Ono no Toufuu, was considered one of the 10th century sanseki (三蹟, lit. “three brush traces”), along with two other individuals Fujiwara no Sukemasa (藤原佐理, 944 – 998) and Fujiwara no Yukinari (藤原行成, 972 – 1027).

Gyokusen-jo (fragment) (玉泉帖), calligraphy by Ono no Michikaze, cursive script, Heian period, 10th century C.E., Tokyo Imperial Household collection.

Michikaze was so talented, that he was accepted to serve at the imperial quarters at the age of 27. He was a diligent calligrapher and his style was naturally powerful yet easy for the soul to appreciate. The other two of the sanseki, greatly contributed to developing further what Michikaze started.

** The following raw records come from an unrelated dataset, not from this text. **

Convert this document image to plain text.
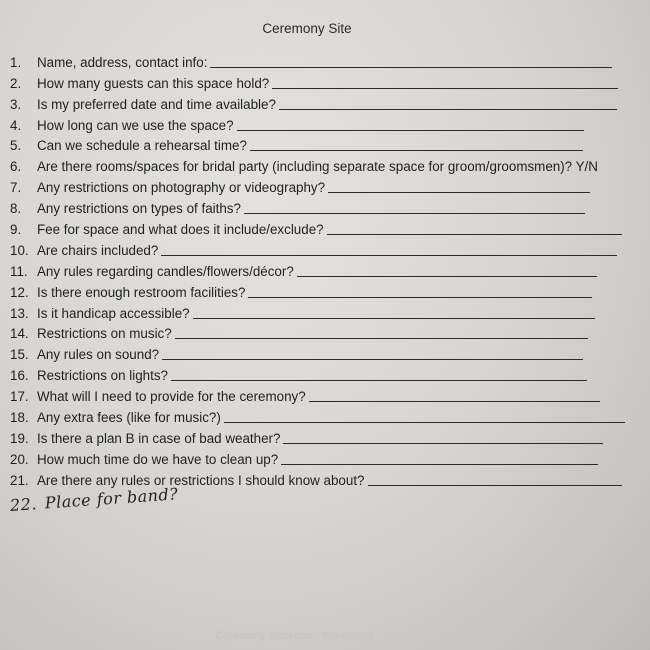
Ceremony Site
1.	Name, address, contact info:
2.	How many guests can this space hold?
3.	Is my preferred date and time available?
4.	How long can we use the space?
5.	Can we schedule a rehearsal time?
6.	Are there rooms/spaces for bridal party (including separate space for groom/groomsmen)? Y/N
7.	Any restrictions on photography or videography?
8.	Any restrictions on types of faiths?
9.	Fee for space and what does it include/exclude?
10. Are chairs included?
11. Any rules regarding candles/flowers/décor?
12. Is there enough restroom facilities?
13. Is it handicap accessible?
14. Restrictions on music?
15. Any rules on sound?
16. Restrictions on lights?
17. What will I need to provide for the ceremony?
18. Any extra fees (like for music?)
19. Is there a plan B in case of bad weather?
20. How much time do we have to clean up?
21. Are there any rules or restrictions I should know about?
22. Place for band?
Ceremony Reception Worksheet
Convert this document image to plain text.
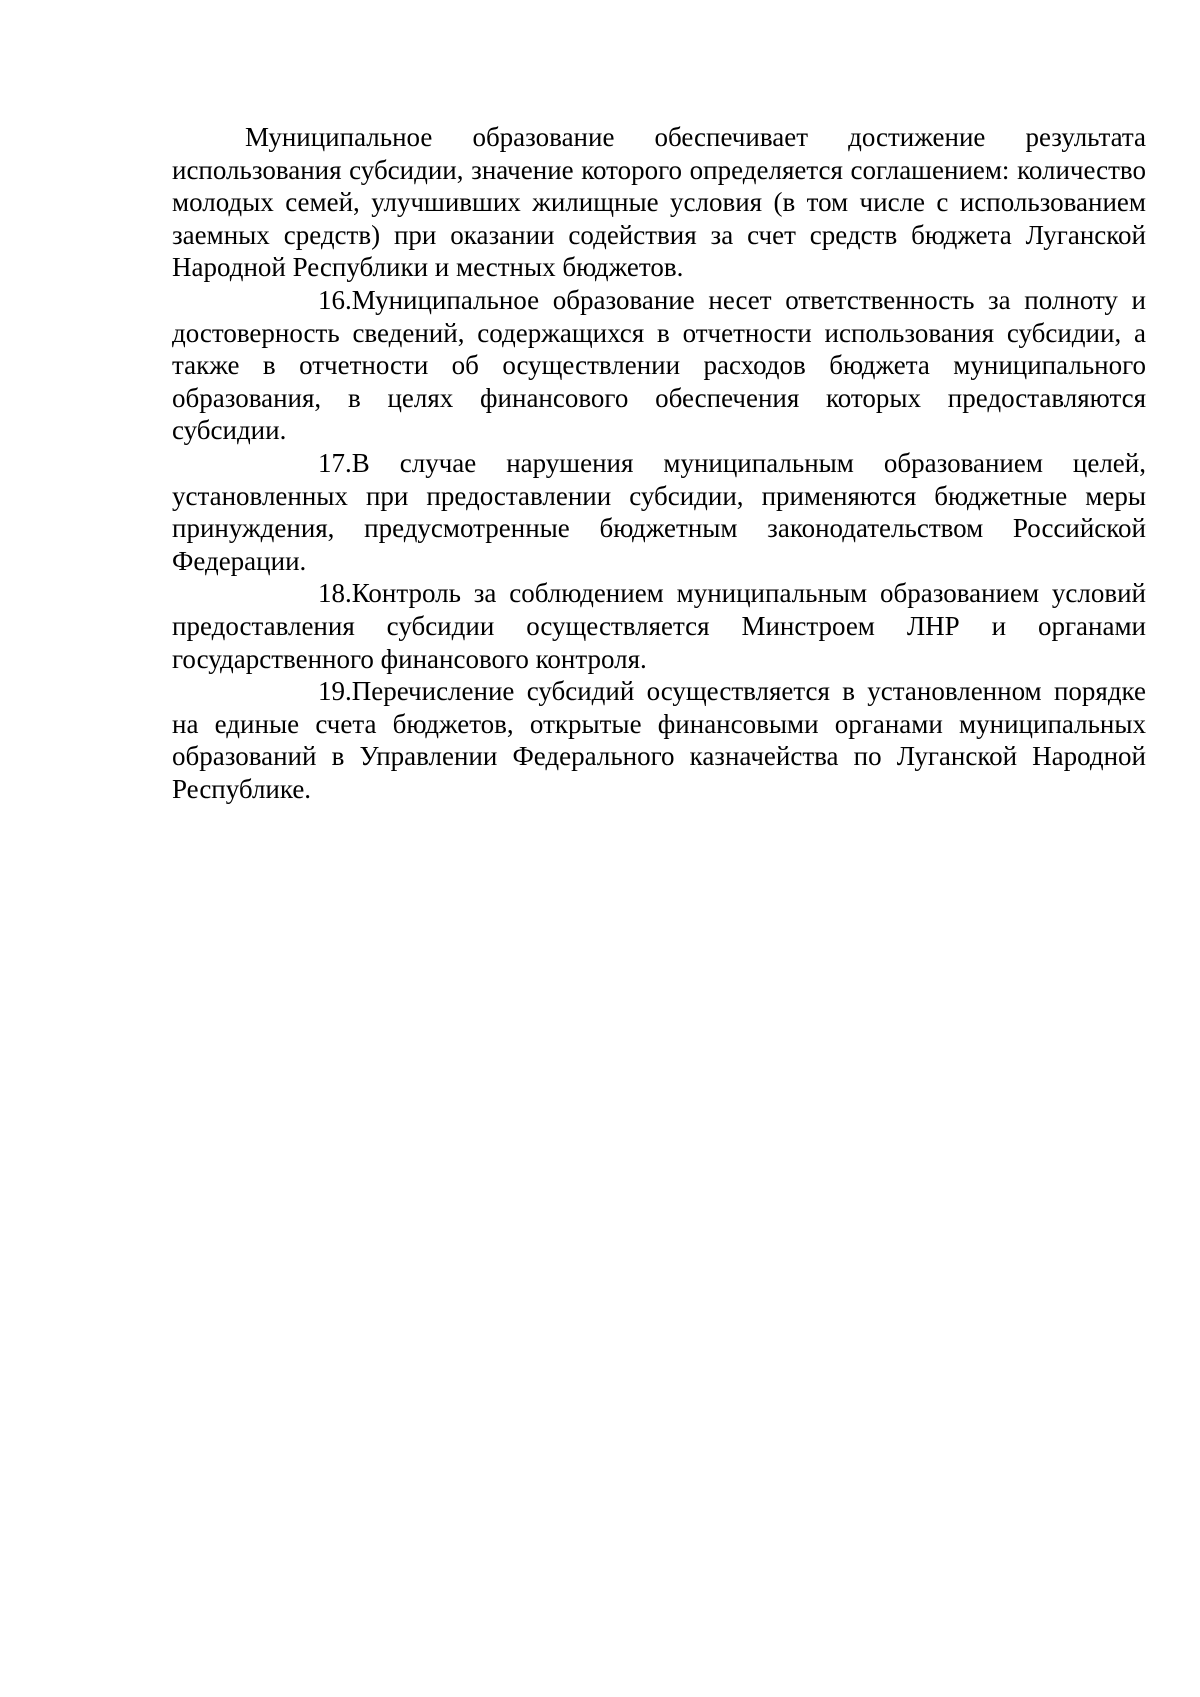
Муниципальное образование обеспечивает достижение результата использования субсидии, значение которого определяется соглашением: количество молодых семей, улучшивших жилищные условия (в том числе с использованием заемных средств) при оказании содействия за счет средств бюджета Луганской Народной Республики и местных бюджетов.

16.Муниципальное образование несет ответственность за полноту и достоверность сведений, содержащихся в отчетности использования субсидии, а также в отчетности об осуществлении расходов бюджета муниципального образования, в целях финансового обеспечения которых предоставляются субсидии.

17.В случае нарушения муниципальным образованием целей, установленных при предоставлении субсидии, применяются бюджетные меры принуждения, предусмотренные бюджетным законодательством Российской Федерации.

18.Контроль за соблюдением муниципальным образованием условий предоставления субсидии осуществляется Минстроем ЛНР и органами государственного финансового контроля.

19.Перечисление субсидий осуществляется в установленном порядке на единые счета бюджетов, открытые финансовыми органами муниципальных образований в Управлении Федерального казначейства по Луганской Народной Республике.
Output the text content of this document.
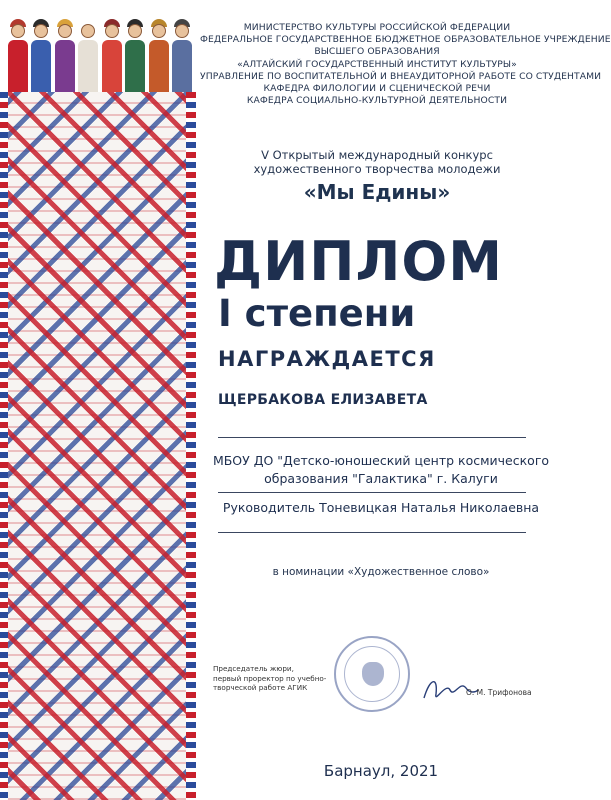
МИНИСТЕРСТВО КУЛЬТУРЫ РОССИЙСКОЙ ФЕДЕРАЦИИ
ФЕДЕРАЛЬНОЕ ГОСУДАРСТВЕННОЕ БЮДЖЕТНОЕ ОБРАЗОВАТЕЛЬНОЕ УЧРЕЖДЕНИЕ
ВЫСШЕГО ОБРАЗОВАНИЯ
«АЛТАЙСКИЙ ГОСУДАРСТВЕННЫЙ ИНСТИТУТ КУЛЬТУРЫ»
УПРАВЛЕНИЕ ПО ВОСПИТАТЕЛЬНОЙ И ВНЕАУДИТОРНОЙ РАБОТЕ СО СТУДЕНТАМИ
КАФЕДРА ФИЛОЛОГИИ И СЦЕНИЧЕСКОЙ РЕЧИ
КАФЕДРА СОЦИАЛЬНО-КУЛЬТУРНОЙ ДЕЯТЕЛЬНОСТИ
V Открытый международный конкурс
художественного творчества молодежи
«Мы Едины»
ДИПЛОМ
I степени
НАГРАЖДАЕТСЯ
ЩЕРБАКОВА ЕЛИЗАВЕТА
МБОУ ДО "Детско-юношеский центр космического
образования "Галактика" г. Калуги
Руководитель Тоневицкая Наталья Николаевна
в номинации «Художественное слово»
Председатель жюри,
первый проректор по учебно-
творческой работе АГИК
О. М. Трифонова
Барнаул, 2021
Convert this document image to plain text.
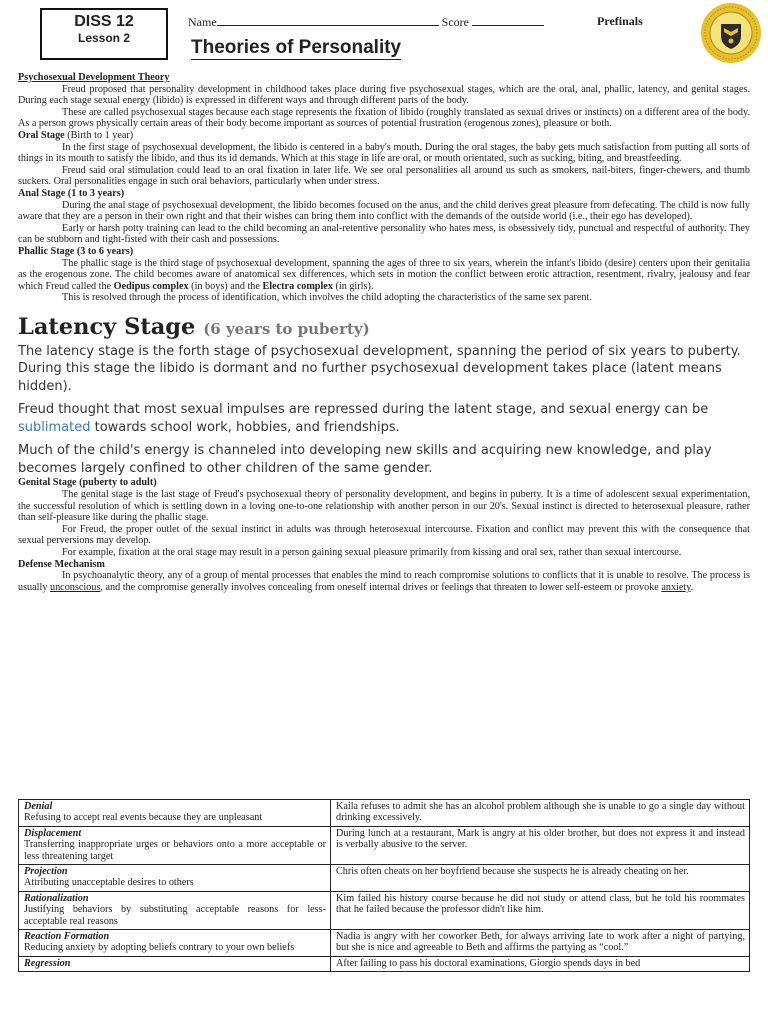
DISS 12
Lesson 2
Name	Score	Prefinals
Theories of Personality

Psychosexual Development Theory

Freud proposed that personality development in childhood takes place during five psychosexual stages, which are the oral, anal, phallic, latency, and genital stages. During each stage sexual energy (libido) is expressed in different ways and through different parts of the body.

These are called psychosexual stages because each stage represents the fixation of libido (roughly translated as sexual drives or instincts) on a different area of the body. As a person grows physically certain areas of their body become important as sources of potential frustration (erogenous zones), pleasure or both.

Oral Stage (Birth to 1 year)

In the first stage of psychosexual development, the libido is centered in a baby's mouth. During the oral stages, the baby gets much satisfaction from putting all sorts of things in its mouth to satisfy the libido, and thus its id demands. Which at this stage in life are oral, or mouth orientated, such as sucking, biting, and breastfeeding.

Freud said oral stimulation could lead to an oral fixation in later life. We see oral personalities all around us such as smokers, nail-biters, finger-chewers, and thumb suckers. Oral personalities engage in such oral behaviors, particularly when under stress.

Anal Stage (1 to 3 years)

During the anal stage of psychosexual development, the libido becomes focused on the anus, and the child derives great pleasure from defecating. The child is now fully aware that they are a person in their own right and that their wishes can bring them into conflict with the demands of the outside world (i.e., their ego has developed).

Early or harsh potty training can lead to the child becoming an anal-retentive personality who hates mess, is obsessively tidy, punctual and respectful of authority. They can be stubborn and tight-fisted with their cash and possessions.

Phallic Stage (3 to 6 years)

The phallic stage is the third stage of psychosexual development, spanning the ages of three to six years, wherein the infant's libido (desire) centers upon their genitalia as the erogenous zone. The child becomes aware of anatomical sex differences, which sets in motion the conflict between erotic attraction, resentment, rivalry, jealousy and fear which Freud called the Oedipus complex (in boys) and the Electra complex (in girls).

This is resolved through the process of identification, which involves the child adopting the characteristics of the same sex parent.

Latency Stage (6 years to puberty)

The latency stage is the forth stage of psychosexual development, spanning the period of six years to puberty. During this stage the libido is dormant and no further psychosexual development takes place (latent means hidden).

Freud thought that most sexual impulses are repressed during the latent stage, and sexual energy can be sublimated towards school work, hobbies, and friendships.

Much of the child's energy is channeled into developing new skills and acquiring new knowledge, and play becomes largely confined to other children of the same gender.

Genital Stage (puberty to adult)

The genital stage is the last stage of Freud's psychosexual theory of personality development, and begins in puberty. It is a time of adolescent sexual experimentation, the successful resolution of which is settling down in a loving one-to-one relationship with another person in our 20's. Sexual instinct is directed to heterosexual pleasure, rather than self-pleasure like during the phallic stage.

For Freud, the proper outlet of the sexual instinct in adults was through heterosexual intercourse. Fixation and conflict may prevent this with the consequence that sexual perversions may develop.

For example, fixation at the oral stage may result in a person gaining sexual pleasure primarily from kissing and oral sex, rather than sexual intercourse.

Defense Mechanism

In psychoanalytic theory, any of a group of mental processes that enables the mind to reach compromise solutions to conflicts that it is unable to resolve. The process is usually unconscious, and the compromise generally involves concealing from oneself internal drives or feelings that threaten to lower self-esteem or provoke anxiety.

Denial
Refusing to accept real events because they are unpleasant	Kaila refuses to admit she has an alcohol problem although she is unable to go a single day without drinking excessively.

Displacement
Transferring inappropriate urges or behaviors onto a more acceptable or less threatening target	During lunch at a restaurant, Mark is angry at his older brother, but does not express it and instead is verbally abusive to the server.

Projection
Attributing unacceptable desires to others	Chris often cheats on her boyfriend because she suspects he is already cheating on her.

Rationalization
Justifying behaviors by substituting acceptable reasons for less-acceptable real reasons	Kim failed his history course because he did not study or attend class, but he told his roommates that he failed because the professor didn't like him.

Reaction Formation
Reducing anxiety by adopting beliefs contrary to your own beliefs	Nadia is angry with her coworker Beth, for always arriving late to work after a night of partying, but she is nice and agreeable to Beth and affirms the partying as “cool.”

Regression	After failing to pass his doctoral examinations, Giorgio spends days in bed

A good example of work that not only displays Michikaze’s potential and artistic capacity but also how versatile his style was, is Gyokusen Jou (玉泉帖), a kansubon (巻子本, lit. “a rolled book”) with poems that were composed during Tang dynasty (唐朝, 618 – 907) in China. It is also a great masterpiece of wayoushodou, full of surprising rhythm, extremes in proportional scaling, wide variety of line strength, slow brush traces suddenly rushing through paper, mocking the changes of the emotional states of the artist.

Wayoushodou was based on sougana (草仮名, cursive kana) and Kana (かな, calligraphy script), which derive from manyougana (万葉仮名, “kana of ten thousand leaves”). It was a result of pursuing aesthetics native to Japan, by members of the upper class.

Poem by Ki no Tsurayuki from the “Collection of poems by 36 people” ( 三十六人歌集), kana, Heian period, 12th century C.E

Manyougana was a remedy for grammatical differences between Chinese and Japanese languages which this new writing system had to face. Manyougana was then applied as grammatical fillings, postfixes, particles, etc. It was nothing else than kanji used purely for phonetic reasons.

Imagine how difficult it must have been to read texts with some kanji playing semantic roles and others reflecting only sounds (though they bore their own abstract meanings anyway, like any other Chinese characters). Around the 12th century there were approximately 1000 kanji in use as manyougana.

Sougana is nothing else but manyougana in Cursive script, thus in sousho (草書). Simplified sougana gave birth to modern hiragana (平仮名) which is used in a unique Japanese calligraphy script - Kana.